Die verkrampfte Debatte ums Betreuungsgeld ist wieder da. Familienministerin Kristina Schröder will zwar dessen Einführung immer noch nicht verhindern, aber sie würde es gerne kürzen. Nur zwölf Monate anstelle von zwei Jahren sollen die Eltern das Trostgeld von 150 Euro im Monat bekommen, wenn sie ihre Kinder zu Hause betreuen, statt sie in die Krippe zu schicken. In der Koalition kommt das nicht gut an. Die CSU ist empört, weil sie auf die vereinbarten zwei Jahre pocht, die FDP wollte das Betreuungsgeld von Anfang an gar nicht. Es steht nun aber im Koalitionsvertrag.

Es wird Zeit, sich zu einigen. Der August 2013 ist gar nicht mehr so lange hin. Dann haben Eltern nämlich einen Anspruch auf einen Krippenplatz für ihr mindestens einjähriges Kind, und ab dann sollte auch das Betreuungsgeld gezahlt werden.

Schröder rudert jedoch nicht zurück, weil sie den Unsinn dieser Prämie erkannt hätte.
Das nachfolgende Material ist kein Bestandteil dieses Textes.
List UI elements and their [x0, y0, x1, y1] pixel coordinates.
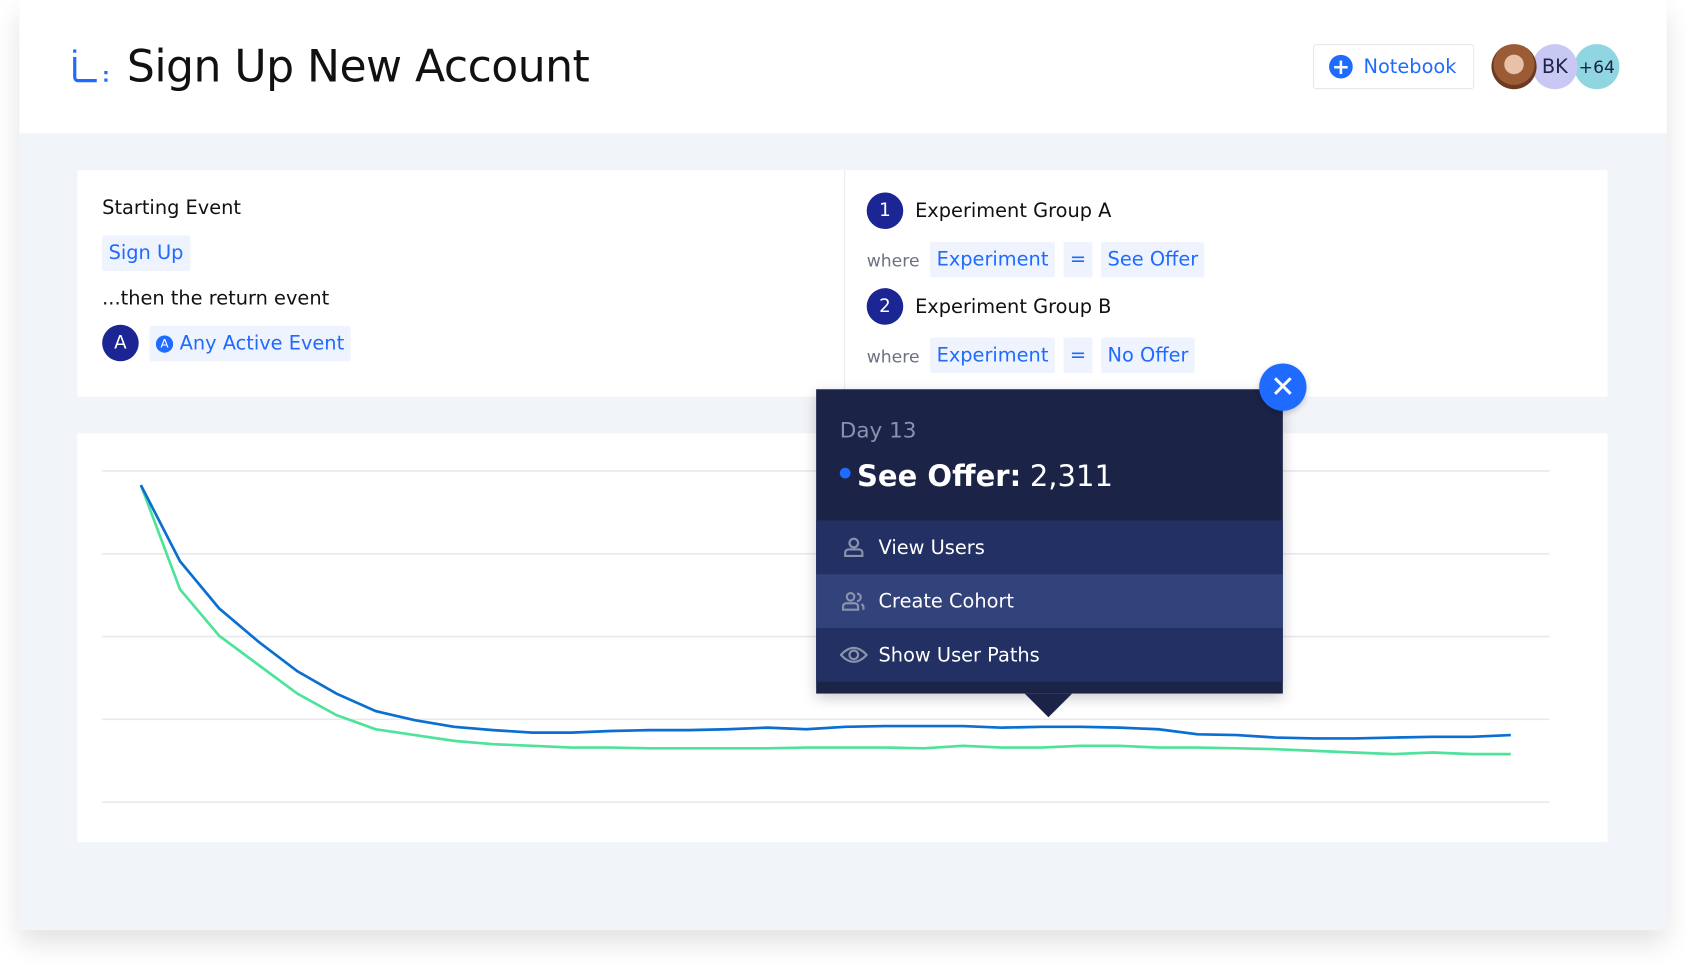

Sie sagt, angesichts der Haushaltslage sei "eine gewisse Bescheidenheit" angesagt. Außerdem will sie den Kritikern das schöne Schimpfwort "Herdprämie" austreiben, das sich für das Betreuungsgeld eingebrannt hat. Auch Eltern, die Teilzeit arbeiten, dürften – wenn es nach Schröder geht – fürs teilweise zu Hause bleiben, Betreuungsgeld beziehen. Wenn nun der Gerechtigkeit halber auch Studenten und Hartz-IV-Empfänger 150 Euro pro Monat kriegen, haben wir fast wieder das alte Erziehungsgeld , nur obendrauf auf das Elterngeld im ersten Jahr. Also doch eine gute Sache? Ein paar Euro mehr können schließlich alle gut gebrauchen.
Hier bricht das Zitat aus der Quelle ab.